INCENTIVE SHATTERED: Back in the old days, a mountain of scrap bottles like this could have made some lucky kid a millionaire.
Back in knee-high days, we had this wonderful market mechanism called bottle money.
This was being able to take empty glass (no plastic then) soft drink or beer bottles back to the shop or garage and get a payout — a big, bronzed penny for the long-necked brown beer bottles, or a tiny, silvery threepenny bit for the smaller, clear-glass soft drink bottles.
It was odd that a bottle half the size of its big beery cousin earned you three times more, especially given that the refund was also half the price of a whole new soft drink — but one didn't argue with market mechanisms.
Bottle money was a wonderful lesson in self-motivation and resourcefulness. On boring Sunday afternoons, with Nat King Cole's Silver Threads and Golden Needles playing on the Sunday Requests for the thousandth time, it was a no-brainer for a good keen cash-hungry boy to head out and hunt down a passel of them thar bottles.
Being out in the sticks somewhat meant pickings weren't quite as rich as for townie kids, but the country kid had natural cunning.
By the time you'd crawled under the local stockyard stands, scoured the adjoining river bank, then patrolled the roadside banks at a carefully calculated distance from the village store or local bowser station — distance calibrated on the average time it took for a thirsty motorist to polish off a soft drink and jettison the empty — you could generally rustle up enough refunds to bankroll some more goodies.
What a wonderful concept. Create an incentive for resources to be returned to source for recycling.
The idea was so good, being go-ahead New Zealanders we naturally had to abandon it. We're a world leader in not knowing a good thing when we see it. Except, even now, with all the rightful chatter about curbing plastic bags and whatnot, the big brown penny still hasn't dropped that it pays to pay.
Countries with a bit of nous like Norway, for example, have mechanised deposit machines that accept plastic bottles in return for tradeable credits. And have had for about the last 30 years.
Consequently, they have a plastic bottle return rate of about 97 per cent. I can't find NZ return-rate figures, but I suspect it would be about the same as the British rate of roughly 50 per cent, given Kiwis recycle only about a fifth of the overall plastic packaging they consume.
Last year New Zealand recycling companies sent 41 million kilograms of plastic waste overseas for recycling. Meanwhile, Norway is competing for international waste to use as cheap fuel for electricity generation. While this is not by any means ideal — given that producing such waste in the first place is best avoided — at least they're making the most of it in the meantime.
We, on the other hand, are not only crapping big-time in our own nest — the nest, remember, that's meant to be ever so cleanly green — but can't even get it together to recycle that waste to our own benefit.

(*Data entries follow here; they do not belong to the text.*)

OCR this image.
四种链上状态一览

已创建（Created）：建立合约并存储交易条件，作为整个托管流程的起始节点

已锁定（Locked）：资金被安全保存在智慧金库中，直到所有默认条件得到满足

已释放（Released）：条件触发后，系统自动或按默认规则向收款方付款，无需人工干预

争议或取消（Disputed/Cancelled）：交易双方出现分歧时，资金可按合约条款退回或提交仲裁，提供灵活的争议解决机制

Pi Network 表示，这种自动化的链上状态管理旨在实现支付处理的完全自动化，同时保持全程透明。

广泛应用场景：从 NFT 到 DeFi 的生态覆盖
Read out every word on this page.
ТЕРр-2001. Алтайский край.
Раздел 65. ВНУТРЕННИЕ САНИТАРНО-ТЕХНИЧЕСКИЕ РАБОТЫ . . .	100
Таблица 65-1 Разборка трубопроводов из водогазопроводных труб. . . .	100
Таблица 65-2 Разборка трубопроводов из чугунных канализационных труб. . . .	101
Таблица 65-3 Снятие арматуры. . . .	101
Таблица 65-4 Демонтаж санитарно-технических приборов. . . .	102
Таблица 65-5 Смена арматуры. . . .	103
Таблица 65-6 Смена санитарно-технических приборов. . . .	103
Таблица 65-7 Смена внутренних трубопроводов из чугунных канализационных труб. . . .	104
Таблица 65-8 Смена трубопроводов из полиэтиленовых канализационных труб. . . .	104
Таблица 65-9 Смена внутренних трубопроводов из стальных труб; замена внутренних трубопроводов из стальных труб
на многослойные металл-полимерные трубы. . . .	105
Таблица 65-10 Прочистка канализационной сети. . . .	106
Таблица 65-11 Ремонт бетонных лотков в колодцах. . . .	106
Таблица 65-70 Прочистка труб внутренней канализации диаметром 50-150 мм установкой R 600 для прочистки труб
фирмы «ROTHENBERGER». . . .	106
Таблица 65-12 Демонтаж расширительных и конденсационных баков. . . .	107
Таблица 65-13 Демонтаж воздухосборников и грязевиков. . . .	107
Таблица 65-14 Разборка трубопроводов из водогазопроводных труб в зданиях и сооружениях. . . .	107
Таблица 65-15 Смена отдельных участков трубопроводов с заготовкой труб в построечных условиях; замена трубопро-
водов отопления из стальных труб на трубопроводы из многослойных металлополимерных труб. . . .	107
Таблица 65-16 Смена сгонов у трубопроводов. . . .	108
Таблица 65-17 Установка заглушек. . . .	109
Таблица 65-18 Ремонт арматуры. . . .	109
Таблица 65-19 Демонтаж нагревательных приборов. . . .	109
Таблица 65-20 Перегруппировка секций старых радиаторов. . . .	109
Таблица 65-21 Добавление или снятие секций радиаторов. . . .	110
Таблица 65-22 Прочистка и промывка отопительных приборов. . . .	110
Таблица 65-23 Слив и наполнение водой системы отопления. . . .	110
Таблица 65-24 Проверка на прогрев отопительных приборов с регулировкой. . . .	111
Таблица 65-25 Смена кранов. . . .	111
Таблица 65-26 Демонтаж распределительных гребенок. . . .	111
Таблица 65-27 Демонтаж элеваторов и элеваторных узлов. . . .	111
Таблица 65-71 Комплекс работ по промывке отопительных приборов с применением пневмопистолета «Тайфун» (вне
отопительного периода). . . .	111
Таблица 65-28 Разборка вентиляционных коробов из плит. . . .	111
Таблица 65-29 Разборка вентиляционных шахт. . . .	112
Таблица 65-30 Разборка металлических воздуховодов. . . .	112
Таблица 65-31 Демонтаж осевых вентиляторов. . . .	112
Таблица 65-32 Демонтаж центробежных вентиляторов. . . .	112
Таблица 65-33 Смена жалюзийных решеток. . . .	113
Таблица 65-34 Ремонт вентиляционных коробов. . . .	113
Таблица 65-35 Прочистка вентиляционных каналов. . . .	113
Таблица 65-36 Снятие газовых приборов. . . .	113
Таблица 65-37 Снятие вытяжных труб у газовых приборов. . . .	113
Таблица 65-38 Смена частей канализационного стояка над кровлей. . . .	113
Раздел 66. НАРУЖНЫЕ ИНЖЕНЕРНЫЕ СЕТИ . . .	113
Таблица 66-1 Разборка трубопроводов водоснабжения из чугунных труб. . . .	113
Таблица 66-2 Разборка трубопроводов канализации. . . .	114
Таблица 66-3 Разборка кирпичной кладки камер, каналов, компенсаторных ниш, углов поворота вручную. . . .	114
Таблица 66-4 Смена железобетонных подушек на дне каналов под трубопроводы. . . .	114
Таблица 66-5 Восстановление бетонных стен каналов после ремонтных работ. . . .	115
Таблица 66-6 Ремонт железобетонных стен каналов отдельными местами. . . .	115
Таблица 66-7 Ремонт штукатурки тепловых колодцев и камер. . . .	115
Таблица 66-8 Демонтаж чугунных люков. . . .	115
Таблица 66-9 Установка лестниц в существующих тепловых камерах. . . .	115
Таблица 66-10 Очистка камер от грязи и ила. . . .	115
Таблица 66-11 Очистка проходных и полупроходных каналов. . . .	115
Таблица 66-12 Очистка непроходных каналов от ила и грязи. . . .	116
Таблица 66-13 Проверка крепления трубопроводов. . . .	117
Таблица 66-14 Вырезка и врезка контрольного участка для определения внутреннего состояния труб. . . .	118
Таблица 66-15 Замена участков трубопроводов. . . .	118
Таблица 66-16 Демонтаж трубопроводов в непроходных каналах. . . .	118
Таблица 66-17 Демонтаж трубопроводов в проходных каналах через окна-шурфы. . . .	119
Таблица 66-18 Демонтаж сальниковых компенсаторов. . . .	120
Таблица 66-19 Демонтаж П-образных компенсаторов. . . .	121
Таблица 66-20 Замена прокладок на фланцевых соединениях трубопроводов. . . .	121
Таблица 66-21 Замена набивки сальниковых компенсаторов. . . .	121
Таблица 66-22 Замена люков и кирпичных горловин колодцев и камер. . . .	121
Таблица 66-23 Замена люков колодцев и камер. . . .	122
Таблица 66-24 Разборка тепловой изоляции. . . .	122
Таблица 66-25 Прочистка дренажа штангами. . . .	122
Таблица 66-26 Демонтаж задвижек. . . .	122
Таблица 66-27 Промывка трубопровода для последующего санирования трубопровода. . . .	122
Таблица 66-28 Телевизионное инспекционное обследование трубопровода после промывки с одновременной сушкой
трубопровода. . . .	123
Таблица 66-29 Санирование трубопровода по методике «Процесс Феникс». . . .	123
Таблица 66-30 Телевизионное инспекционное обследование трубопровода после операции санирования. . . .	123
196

Industry players insist that it's more "economic" to send waste overseas for recycling but, of course, narrow industry interests preclude factoring in such peripherals as creating local jobs and reducing carbon miles.
The planet's already being suffocated by plastic detritus. Recent studies in Britain showed a river near Manchester had more than 500,000 microplastic particles per square metre in the top 10 centimetres of river bed.

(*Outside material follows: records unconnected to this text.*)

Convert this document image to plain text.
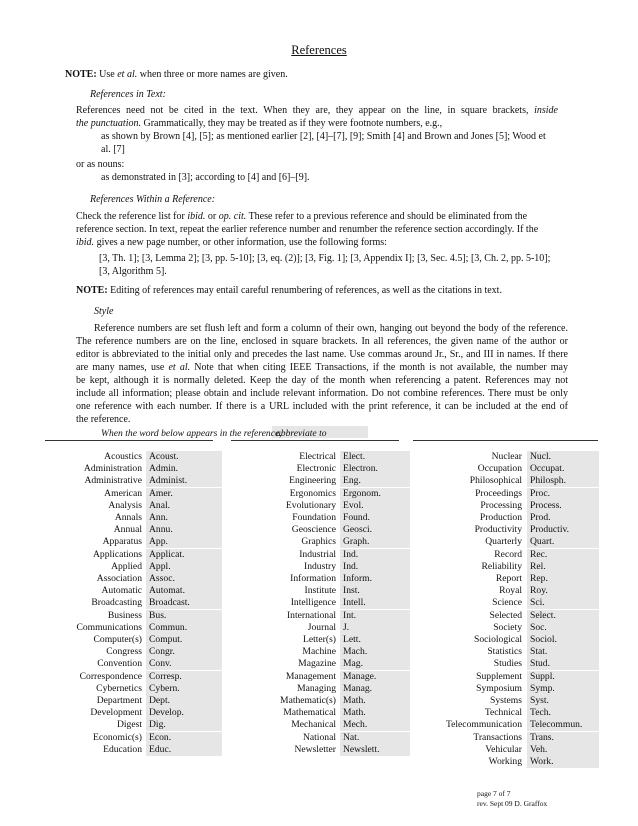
References
NOTE: Use et al. when three or more names are given.
References in Text:
References need not be cited in the text. When they are, they appear on the line, in square brackets, inside
the punctuation. Grammatically, they may be treated as if they were footnote numbers, e.g.,
as shown by Brown [4], [5]; as mentioned earlier [2], [4]–[7], [9]; Smith [4] and Brown and Jones [5]; Wood et
al. [7]
or as nouns:
as demonstrated in [3]; according to [4] and [6]–[9].
References Within a Reference:
Check the reference list for ibid. or op. cit. These refer to a previous reference and should be eliminated from the
reference section. In text, repeat the earlier reference number and renumber the reference section accordingly. If the
ibid. gives a new page number, or other information, use the following forms:
[3, Th. 1]; [3, Lemma 2]; [3, pp. 5-10]; [3, eq. (2)]; [3, Fig. 1]; [3, Appendix I]; [3, Sec. 4.5]; [3, Ch. 2, pp. 5-10];
[3, Algorithm 5].
NOTE: Editing of references may entail careful renumbering of references, as well as the citations in text.
Style
Reference numbers are set flush left and form a column of their own, hanging out beyond the body of the reference.
The reference numbers are on the line, enclosed in square brackets. In all references, the given name of the author or
editor is abbreviated to the initial only and precedes the last name. Use commas around Jr., Sr., and III in names. If there
are many names, use et al. Note that when citing IEEE Transactions, if the month is not available, the number may
be kept, although it is normally deleted. Keep the day of the month when referencing a patent. References may not
include all information; please obtain and include relevant information. Do not combine references. There must be only
one reference with each number. If there is a URL included with the print reference, it can be included at the end of
the reference.
When the word below appears in the reference,
abbreviate to
Acoustics Acoust.
Administration Admin.
Administrative Administ.
American Amer.
Analysis Anal.
Annals Ann.
Annual Annu.
Apparatus App.
Applications Applicat.
Applied Appl.
Association Assoc.
Automatic Automat.
Broadcasting Broadcast.
Business Bus.
Communications Commun.
Computer(s) Comput.
Congress Congr.
Convention Conv.
Correspondence Corresp.
Cybernetics Cybern.
Department Dept.
Development Develop.
Digest Dig.
Economic(s) Econ.
Education Educ.
Electrical Elect.
Electronic Electron.
Engineering Eng.
Ergonomics Ergonom.
Evolutionary Evol.
Foundation Found.
Geoscience Geosci.
Graphics Graph.
Industrial Ind.
Industry Ind.
Information Inform.
Institute Inst.
Intelligence Intell.
International Int.
Journal J.
Letter(s) Lett.
Machine Mach.
Magazine Mag.
Management Manage.
Managing Manag.
Mathematic(s) Math.
Mathematical Math.
Mechanical Mech.
National Nat.
Newsletter Newslett.
Nuclear Nucl.
Occupation Occupat.
Philosophical Philosph.
Proceedings Proc.
Processing Process.
Production Prod.
Productivity Productiv.
Quarterly Quart.
Record Rec.
Reliability Rel.
Report Rep.
Royal Roy.
Science Sci.
Selected Select.
Society Soc.
Sociological Sociol.
Statistics Stat.
Studies Stud.
Supplement Suppl.
Symposium Symp.
Systems Syst.
Technical Tech.
Telecommunication Telecommun.
Transactions Trans.
Vehicular Veh.
Working Work.
page 7 of 7
rev. Sept 09 D. Graffox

As we've already demonstrated with the rank degradation of our waterways, sadly we also don't seem to have too many reservations about trashing our environment if there's a buck in it.
Since we're meant to be some sort of exemplar — 100% pure and all that hokey — we should really make the effort, given tourism's almost as big a cash cow as the udder ones.
If nothing else, let's at least have plastic bottle recycle-for-refund machines. And guess what, just like the soft drink bottle returns, the payouts help finance the next round.